この記事では、法人ETCカードを発行する際に読んでおくべき情報をまとめています。
コーポレートカードとETCカードの関係をまとめているほか、各カード会社が発行するカードの違いや特徴も解説。
さらに、NEXCOが提供する『ETCコーポレートカード』の割引率や、選び方のポイントも紹介しています。
コーポレートカードとETCカードにまつわる情報をお探しの経営者様や、なるべくお得に導入したい方は、ぜひ最後までご覧ください。
コーポレートカードとETCの関係とは
まずはコーポレートカードとETCカードの関係を整理してみましょう。- ・コーポレートカード…大企業向けの法人用クレジットカードのこと
- ・法人用ETCカード…法人用クレジットカードに付帯する形で発行できるカード
法人用クレジットカードで作れるETCカード

こちらでは、コーポレートカードの発行会社ごとのETCカードの特徴をまとめます。
三井住友カード
三井住友コーポレートカードに付帯してETCカードを発行する場合、年会費無料(※個人システム型の場合は有料)でETCカードを利用できます。三井住友コーポレートカードで法人用ETCカードを発行する場合、決済方式により発行可能枚数が変わってきます。
- ・会社決済方式…1枚に対して複数枚を発行可
- ・個別決済方式…1枚に対して1枚を発行可
そのどちらを選ぶかによって、ETCカードの発行パターンが違ってくるんですね。
どちらの発行パターンが適しているかは企業によって変わってきますので、貴社に最適な発行パターンをご検討ください。
JCB
JCBコーポレートカードの場合、「ETCスルーカードN」という法人向けのETCカードを発行可能です。年会費無料で複数枚発行できるので、数十枚単位などETCカードを大量発行したい経営者様にも最適。

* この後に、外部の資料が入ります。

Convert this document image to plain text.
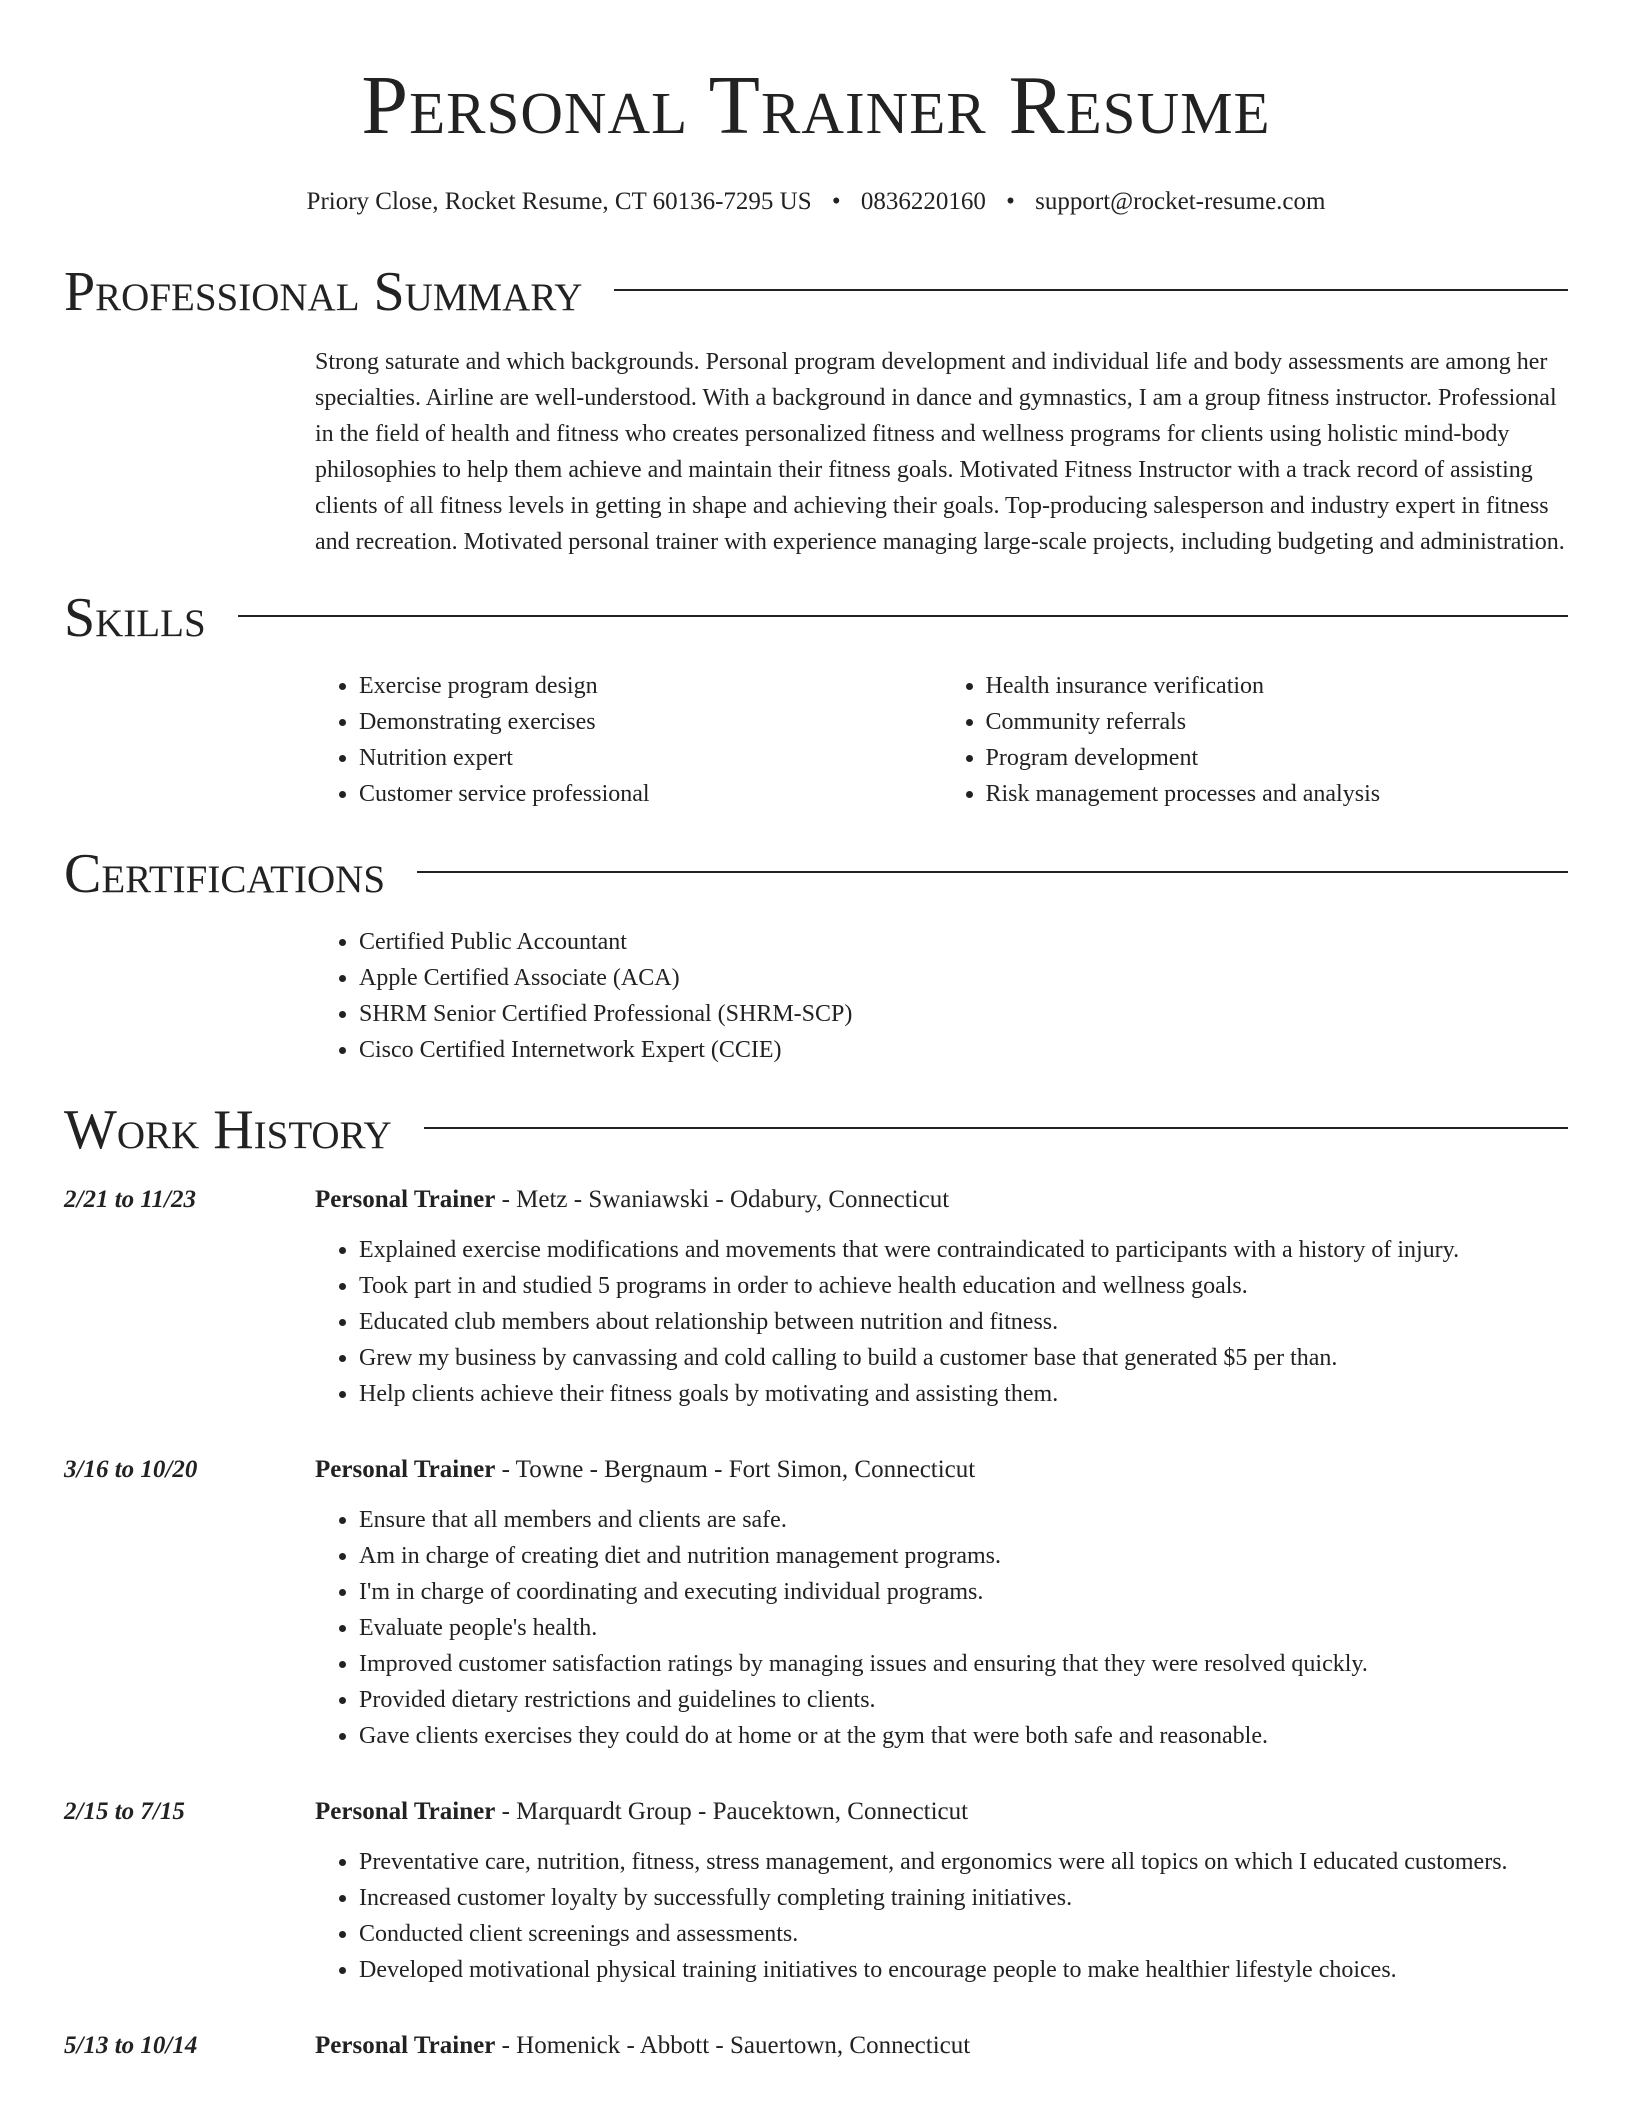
Personal Trainer Resume
Priory Close, Rocket Resume, CT 60136-7295 US • 0836220160 • support@rocket-resume.com
Professional Summary

Strong saturate and which backgrounds. Personal program development and individual life and body assessments are among her specialties. Airline are well-understood. With a background in dance and gymnastics, I am a group fitness instructor. Professional in the field of health and fitness who creates personalized fitness and wellness programs for clients using holistic mind-body philosophies to help them achieve and maintain their fitness goals. Motivated Fitness Instructor with a track record of assisting clients of all fitness levels in getting in shape and achieving their goals. Top-producing salesperson and industry expert in fitness and recreation. Motivated personal trainer with experience managing large-scale projects, including budgeting and administration.

Skills
• Exercise program design
• Demonstrating exercises
• Nutrition expert
• Customer service professional
• Health insurance verification
• Community referrals
• Program development
• Risk management processes and analysis
Certifications
• Certified Public Accountant
• Apple Certified Associate (ACA)
• SHRM Senior Certified Professional (SHRM-SCP)
• Cisco Certified Internetwork Expert (CCIE)
Work History
2/21 to 11/23	Personal Trainer - Metz - Swaniawski - Odabury, Connecticut
• Explained exercise modifications and movements that were contraindicated to participants with a history of injury.
• Took part in and studied 5 programs in order to achieve health education and wellness goals.
• Educated club members about relationship between nutrition and fitness.
• Grew my business by canvassing and cold calling to build a customer base that generated $5 per than.
• Help clients achieve their fitness goals by motivating and assisting them.
3/16 to 10/20	Personal Trainer - Towne - Bergnaum - Fort Simon, Connecticut
• Ensure that all members and clients are safe.
• Am in charge of creating diet and nutrition management programs.
• I'm in charge of coordinating and executing individual programs.
• Evaluate people's health.
• Improved customer satisfaction ratings by managing issues and ensuring that they were resolved quickly.
• Provided dietary restrictions and guidelines to clients.
• Gave clients exercises they could do at home or at the gym that were both safe and reasonable.
2/15 to 7/15	Personal Trainer - Marquardt Group - Paucektown, Connecticut
• Preventative care, nutrition, fitness, stress management, and ergonomics were all topics on which I educated customers.
• Increased customer loyalty by successfully completing training initiatives.
• Conducted client screenings and assessments.
• Developed motivational physical training initiatives to encourage people to make healthier lifestyle choices.
5/13 to 10/14	Personal Trainer - Homenick - Abbott - Sauertown, Connecticut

さらにJCBコーポレートカードを導入している大企業であれば、ETCカードに法人名だけでなく、利用者の氏名や社員番号、車両番号などを刻印可能。管理が容易になるメリットもあります。
アメリカン・エキスプレス
アメリカン・エキスプレス(American Express)のコーポレートカードでは、カード1枚に対して最大5枚のETCカードを発行可能です。年会費は1枚あたり500円+税が必要なので、コスト面では三井住友カードやJCBには劣ります。
ただしアメリカン・エキスプレスのコーポレートカードには、世界各国の空港ラウンジを利用できる「プライオリティ・パス」をはじめとして、様々な付帯サービスが搭載されています。

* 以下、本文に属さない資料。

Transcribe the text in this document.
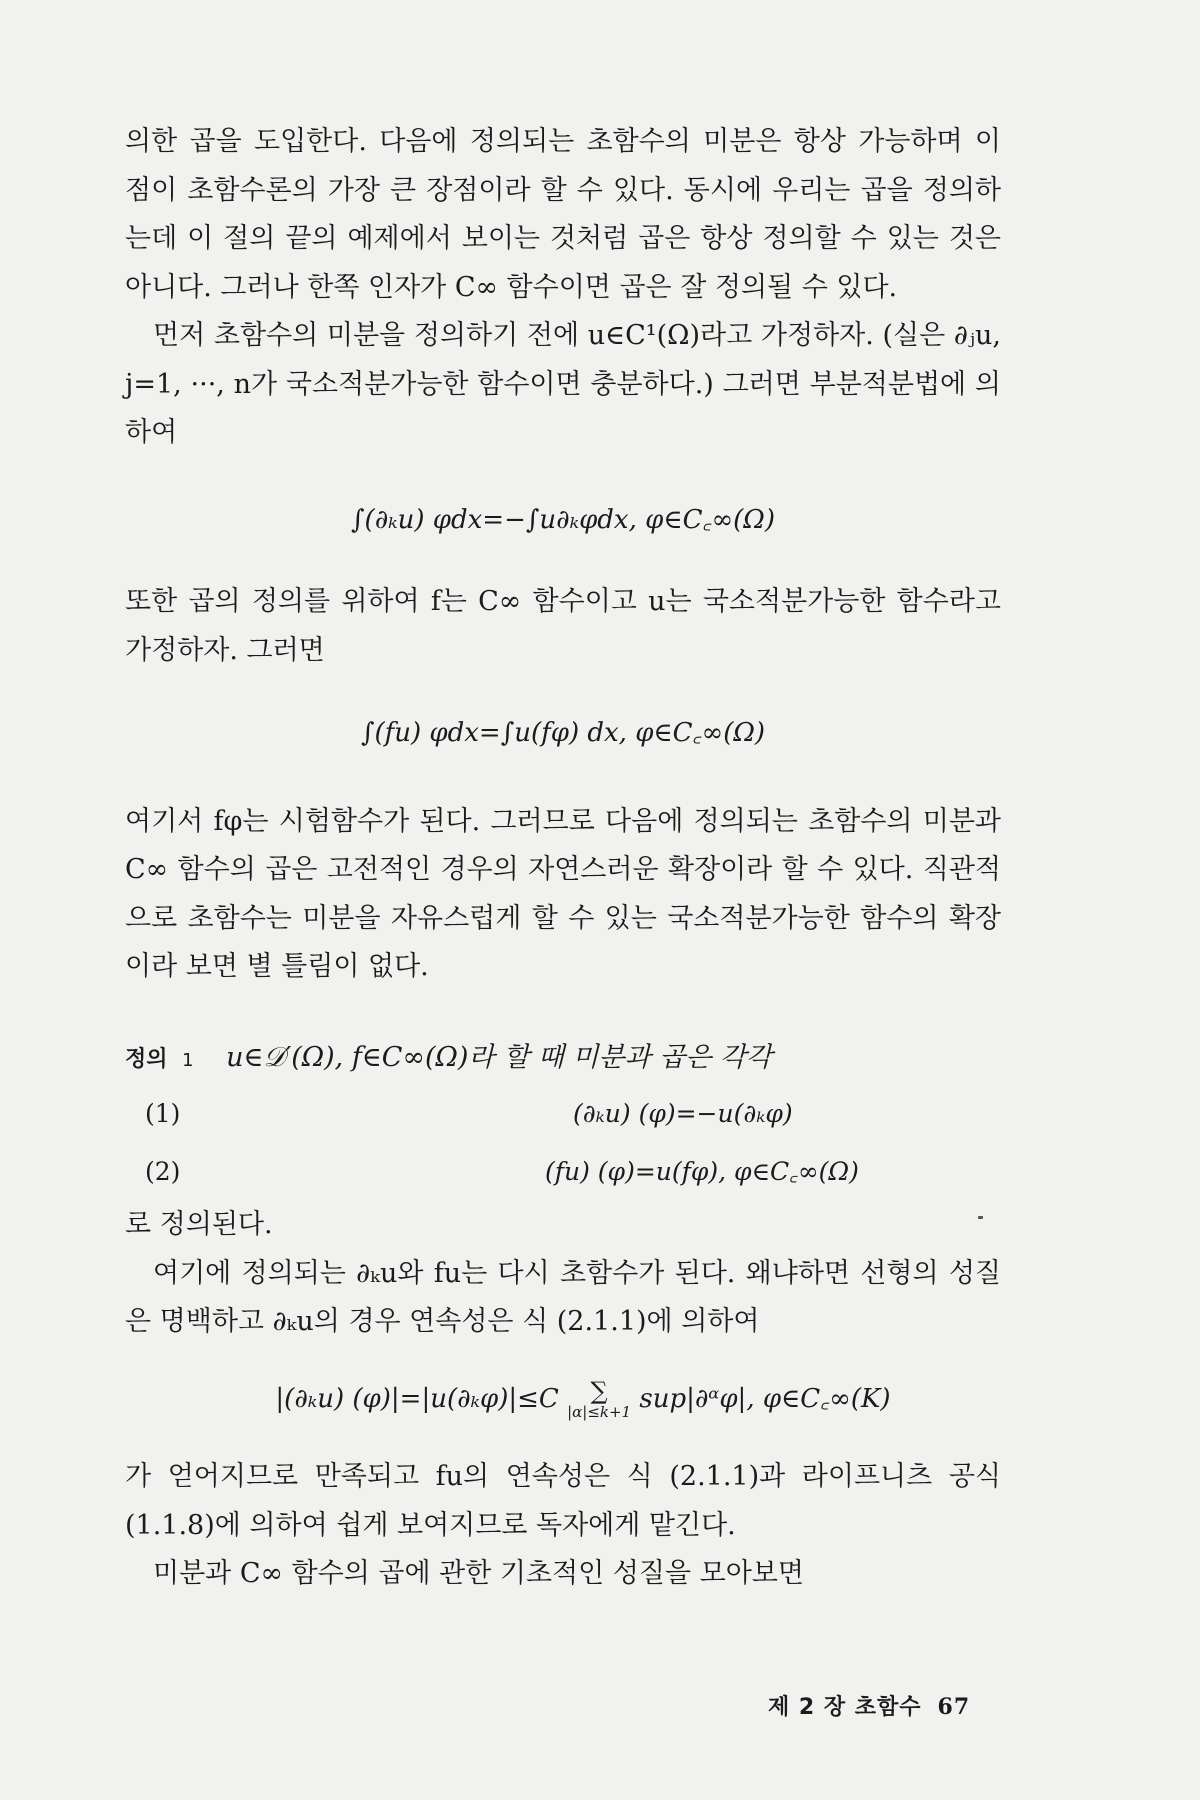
의한 곱을 도입한다. 다음에 정의되는 초함수의 미분은 항상 가능하며 이 점이 초함수론의 가장 큰 장점이라 할 수 있다. 동시에 우리는 곱을 정의하는데 이 절의 끝의 예제에서 보이는 것처럼 곱은 항상 정의할 수 있는 것은 아니다. 그러나 한쪽 인자가 C∞ 함수이면 곱은 잘 정의될 수 있다.

먼저 초함수의 미분을 정의하기 전에 u∈C¹(Ω)라고 가정하자. (실은 ∂ⱼu, j=1, ···, n가 국소적분가능한 함수이면 충분하다.) 그러면 부분적분법에 의하여

∫(∂ₖu) φdx=−∫u∂ₖφdx, φ∈C꜀∞(Ω)

또한 곱의 정의를 위하여 f는 C∞ 함수이고 u는 국소적분가능한 함수라고 가정하자. 그러면

∫(fu) φdx=∫u(fφ) dx, φ∈C꜀∞(Ω)

여기서 fφ는 시험함수가 된다. 그러므로 다음에 정의되는 초함수의 미분과 C∞ 함수의 곱은 고전적인 경우의 자연스러운 확장이라 할 수 있다. 직관적으로 초함수는 미분을 자유스럽게 할 수 있는 국소적분가능한 함수의 확장이라 보면 별 틀림이 없다.

정의 1 u∈𝒟′(Ω), f∈C∞(Ω)라 할 때 미분과 곱은 각각

(1)	(∂ₖu) (φ)=−u(∂ₖφ)
(2)	(fu) (φ)=u(fφ), φ∈C꜀∞(Ω)

로 정의된다.

여기에 정의되는 ∂ₖu와 fu는 다시 초함수가 된다. 왜냐하면 선형의 성질은 명백하고 ∂ₖu의 경우 연속성은 식 (2.1.1)에 의하여

|(∂ₖu) (φ)|=|u(∂ₖφ)|≤C ∑
|α|≤k+1 sup|∂ᵅφ|, φ∈C꜀∞(K)

가 얻어지므로 만족되고 fu의 연속성은 식 (2.1.1)과 라이프니츠 공식 (1.1.8)에 의하여 쉽게 보여지므로 독자에게 맡긴다.

미분과 C∞ 함수의 곱에 관한 기초적인 성질을 모아보면

제 2 장 초함수 67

コーポレートカードの優待を重視する経営者様は、アメリカン・エキスプレスを検討してみてはいかがでしょうか?
UCカード
UCコーポレートカードでは、年会費無料のETCカードを、カード1枚に対して99枚まで発行可能です。こちらもETCカードを大量発行したい、運送業の会社などには便利。なおUCコーポレートカードのETCカードでは、ETC走行明細の記録をオプションで設定することが可能。

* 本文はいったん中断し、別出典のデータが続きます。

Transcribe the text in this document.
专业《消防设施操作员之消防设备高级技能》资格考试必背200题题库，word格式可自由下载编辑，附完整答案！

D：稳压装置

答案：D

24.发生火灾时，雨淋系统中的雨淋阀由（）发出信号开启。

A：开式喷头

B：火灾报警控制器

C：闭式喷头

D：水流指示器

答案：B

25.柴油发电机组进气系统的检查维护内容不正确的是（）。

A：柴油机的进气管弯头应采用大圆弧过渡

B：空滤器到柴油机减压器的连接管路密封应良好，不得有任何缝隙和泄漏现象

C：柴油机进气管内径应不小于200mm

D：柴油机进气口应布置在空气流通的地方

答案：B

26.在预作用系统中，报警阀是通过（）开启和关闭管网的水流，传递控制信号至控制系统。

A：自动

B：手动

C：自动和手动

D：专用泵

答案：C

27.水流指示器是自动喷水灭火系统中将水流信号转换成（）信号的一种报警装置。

走行明細を記録できれば、社員の出張管理にも役立てやすいですね。
当オプションの利用料金は、要問い合わせです。
クレジット機能のない『ETCコーポレートカード』

ETCコーポレートカードにはクレジット機能はなく、クレジット機能のついたコーポレートカードを発行せずとも作れることが特徴。
ETCコーポレートカードは、NEXCO東・中・西日本が様々な協同組合と協力して発行するカード。発行するには、協同組合へ加入してから作るケースがほとんどです。
大口・多頻度割引制度を利用可
クレジット機能のついたコーポレートカードを発行せずとも作れるETCコーポレートカードには、もう1つ大きな特徴があります。それは、「大口・多頻度割引制度」と呼ばれる割引を利用できる点です。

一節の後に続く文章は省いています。